While other therapists tend to be students of women, Dr. Weinberg is a student of men. From childhood, most men have been taught to be strong and silent, never to show weakness. They've been discouraged from talking about their feelings, so they never learned the skill. Now, most are on a quest for the ready-made perfect woman. They feel that, in relationships, things can't be worked out. When the slightest thing goes wrong, it seems easier to bolt than to talk.
In engaging prose filled with anecdotes we all can relate to, Dr.Weinberg unveils the psyche of men to show the real insecurities that lurk there. Other books like The Rules and Men Are from Mars, Women Are from Venus have played right into men's fears -- by accepting the old myth and telling women that their job is to "overcome" men's fear of commitment. As Dr.Weinberg explains, this is exactly the wrong thing to do. Men have a powerful radar that tells them to run away when any strategy is being used on them. He explains why games of any kind -- playing hard to get, making a man jealous -- will only push a man further from commitment. And he gives women four simple keys to understanding their man's real needs and helping them move toward relationships.
It is easy to scare a man, but it is also easy to capture his love without playing games. Why Men Won't Commit shows women how to enter places where her man has not allowed any other woman to go and, if it's right, to stay there in a loving, committed relationship.
"Men actually want commitment, love, and permanence every bit as much as women do," assures the author of this no-nonsense guide for frustrated women, but they often act as if they don't because of"feelings of threat to their masculinity." Clinical psychologist Weinberg (Self Creation) explains that men, forced by a macho culture to hide their feelings until they lose touch with them, often cannot recognize or articulate them, and that it may be the woman's job to identify inchoate feelings dangerous to the relationship (his"gut reactions") and alter her behavior.
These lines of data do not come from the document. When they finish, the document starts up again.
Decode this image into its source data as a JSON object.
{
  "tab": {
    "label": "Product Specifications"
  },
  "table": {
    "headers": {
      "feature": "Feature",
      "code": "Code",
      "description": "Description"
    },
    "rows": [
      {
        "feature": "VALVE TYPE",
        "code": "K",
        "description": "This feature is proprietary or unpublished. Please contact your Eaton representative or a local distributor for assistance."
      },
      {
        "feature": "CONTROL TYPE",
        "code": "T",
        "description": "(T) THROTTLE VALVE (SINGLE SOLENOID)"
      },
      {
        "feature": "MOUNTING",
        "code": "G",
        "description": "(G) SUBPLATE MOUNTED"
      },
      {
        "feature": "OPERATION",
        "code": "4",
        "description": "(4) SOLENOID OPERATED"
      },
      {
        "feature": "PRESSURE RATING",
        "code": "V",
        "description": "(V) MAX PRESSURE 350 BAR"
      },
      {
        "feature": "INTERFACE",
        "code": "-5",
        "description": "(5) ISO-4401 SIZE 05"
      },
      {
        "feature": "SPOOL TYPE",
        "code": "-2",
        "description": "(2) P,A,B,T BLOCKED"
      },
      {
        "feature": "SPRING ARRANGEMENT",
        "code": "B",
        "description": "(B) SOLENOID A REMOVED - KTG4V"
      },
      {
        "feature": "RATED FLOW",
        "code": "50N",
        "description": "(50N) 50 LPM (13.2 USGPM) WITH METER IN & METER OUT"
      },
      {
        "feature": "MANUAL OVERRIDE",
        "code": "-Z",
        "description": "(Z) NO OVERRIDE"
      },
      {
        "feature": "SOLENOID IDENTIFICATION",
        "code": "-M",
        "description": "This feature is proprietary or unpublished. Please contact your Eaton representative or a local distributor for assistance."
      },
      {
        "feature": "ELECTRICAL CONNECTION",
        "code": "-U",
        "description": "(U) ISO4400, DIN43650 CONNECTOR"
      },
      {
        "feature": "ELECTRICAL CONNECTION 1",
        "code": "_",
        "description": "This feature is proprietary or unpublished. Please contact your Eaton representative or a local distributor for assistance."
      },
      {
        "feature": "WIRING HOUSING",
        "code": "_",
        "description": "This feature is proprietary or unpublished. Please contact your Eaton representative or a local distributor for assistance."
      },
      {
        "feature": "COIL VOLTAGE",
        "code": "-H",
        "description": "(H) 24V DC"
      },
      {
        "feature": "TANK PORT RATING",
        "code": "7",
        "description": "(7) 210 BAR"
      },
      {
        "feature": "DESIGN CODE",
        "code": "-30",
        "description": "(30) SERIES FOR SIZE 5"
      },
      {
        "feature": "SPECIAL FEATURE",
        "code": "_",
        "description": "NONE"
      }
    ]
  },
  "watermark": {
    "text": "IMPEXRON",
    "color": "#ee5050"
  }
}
He discusses what women might unconsciously do to trigger those feelings, including over-estimate their man's strength and fortitude, or compare him to other men. Men, Weinberg maintains, have four basic needs: to feel special, to"travel light," to know their partners are loyal and to"be close emotionally." Explaining how that last need is true in the face of so much evidence to the contrary is one of the main tasks of the book, one that Weinberg carries out carefully and without condescension. But the implications of this theory of"gut reactions" that must be managed has consequences: because men are actually the"weaker sex," the job of seeing through a man's"Masculine Pretense" and acting accordingly--at least with men who are not in therapy with Weinberg--falls to women, who must be willing to accept that role. Weinberg necessarily paints men in broad strokes--surely not every man equates earning power with virility--but for women who can see the individual beneath the stereotype and who don't mind being the minder of the relationship, this book offers concrete advice.